Whilst CitySprint was careful to ensure that its contract demonstrated that control, personal service and mutuality of obligation were not present, this alone was not enough, which makes this lesson all the more important. Staying outside IR35 is not simply a paper exercise.

Martyn Valentine, director of The Law Place, said "This case shows once again that in order to operate outside of the IR35 legislation a contract for a particular engagement must accurately reflect the working practices and a 'one size fits all' approach adopted by many agencies is no longer workable."

Contractors, always consider the notional contract

Referring back to the landmark Autoclenz Supreme Court judgement, Judge Wade stressed the importance that the notional contract – an assessment of the actual working relationship gathered from various pieces of evidence - is considered, with consideration given to the relative bargaining power of either party.

Dewhurst pointed out that couriers were obliged to effectively waive their rights by completing the confirmation of tender before they were allowed to start work. This was a prime example of what Judge Wade referred to as an “inequality of bargaining power” that CitySprint sought to exploit.

The lesson for contractors is that if you simply sign any contract put in front of you, a judge could rule that the terms were effectively forced upon you, and not really the ones in force, and that therefore the contract is a sham. Negotiating positive changes to a contract is always a wise strategy.

How was control exerted over the worker?

Dewhurst’s working arrangement revealed a high level of control exerted by CitySprint. The tribunal heard how the operations training that each new courier undergoes involves a trainer instructing them on ways to properly greet a customer and what to do if nobody is home.

Whilst Dewhurst may have had discretion over aspects such as the route taken to deliver an item, she didn’t have discretion to determine how the services were performed. And invoices were arranged by CitySprint, to determines fees paid which Judge Wade said were “a payslip in all but name”.

ContractorCalculator CEO Dave Chaplin warns. “Contractors need to be very careful to ensure that what they work on, and when and where they carry out this work, isn’t subject to too much control. Otherwise they could land themselves a hefty tax bill.”

Judge slams “contorted” substitution clause

The CitySprint contract stipulated that a courier could provide a substitute, but serious questions were raised, and the tribunal determined that in reality Dewhurst did not have the right since only current CitySprint couriers would in practice qualify to be a substitute.
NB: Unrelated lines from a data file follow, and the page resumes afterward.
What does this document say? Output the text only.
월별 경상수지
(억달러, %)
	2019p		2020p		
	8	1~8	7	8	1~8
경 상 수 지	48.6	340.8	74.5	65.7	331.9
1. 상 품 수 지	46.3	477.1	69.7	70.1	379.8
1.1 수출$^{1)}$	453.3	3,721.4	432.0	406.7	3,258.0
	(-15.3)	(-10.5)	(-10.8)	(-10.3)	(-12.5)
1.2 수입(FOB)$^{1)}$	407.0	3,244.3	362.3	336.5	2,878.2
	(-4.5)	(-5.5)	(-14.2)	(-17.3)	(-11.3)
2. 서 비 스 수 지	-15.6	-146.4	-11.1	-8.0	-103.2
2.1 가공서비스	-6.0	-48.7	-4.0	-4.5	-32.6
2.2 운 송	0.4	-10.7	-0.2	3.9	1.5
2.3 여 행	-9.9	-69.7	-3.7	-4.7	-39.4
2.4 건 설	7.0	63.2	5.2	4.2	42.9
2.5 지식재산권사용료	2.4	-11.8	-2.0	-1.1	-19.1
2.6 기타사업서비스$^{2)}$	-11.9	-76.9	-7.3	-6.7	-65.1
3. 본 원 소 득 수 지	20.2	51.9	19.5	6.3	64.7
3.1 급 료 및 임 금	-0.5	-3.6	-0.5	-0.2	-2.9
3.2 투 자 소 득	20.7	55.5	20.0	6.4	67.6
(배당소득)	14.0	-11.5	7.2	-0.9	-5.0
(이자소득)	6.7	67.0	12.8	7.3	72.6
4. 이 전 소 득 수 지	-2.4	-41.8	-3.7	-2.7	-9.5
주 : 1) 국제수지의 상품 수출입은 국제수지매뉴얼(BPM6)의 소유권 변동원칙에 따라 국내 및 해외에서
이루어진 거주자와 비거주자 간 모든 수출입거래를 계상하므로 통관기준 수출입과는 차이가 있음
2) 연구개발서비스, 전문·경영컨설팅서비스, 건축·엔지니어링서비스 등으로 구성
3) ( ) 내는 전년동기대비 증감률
Describing the substitution clause as “contorted” and “self-destructive”, Judge Wade argued that personal service was required of Dewhurst, concluding:

“Ms Dewhurst is in a simple binary relationship with the respondent; one courier working personally for one organisation at any one time and any concept of her operating a business is a sham.”

Dewhurst vs CitySprint – key lessons for contractors

The claimant was coerced into signing a dishonest contract. The Judge attributed this to an inequality of bargaining power, and the claimant demonstrated that her reliance upon the income earned from CitySprint led her to feel obliged to comply with its requests.

For Chaplin, contractors need to remain vigilant when negotiating contracts with clients:

“Contractors need to be careful to ensure they don’t just sign anything. Contracts need to be reviewed for IR35, checked by a specialist lawyer and negotiated to reduce any potential risks. If a contractor just blindly accepts what is put in front of them, it is much easier for a Judge to put it aside.”

But you must ensure that your working arrangement is consistent with the written contract. This is now particularly important in the public sector where the reforms mean HMRC inspectors will be especially active. The only way to minimise your risk of being caught by IR35 and save thousands in tax is to carry out your due diligence.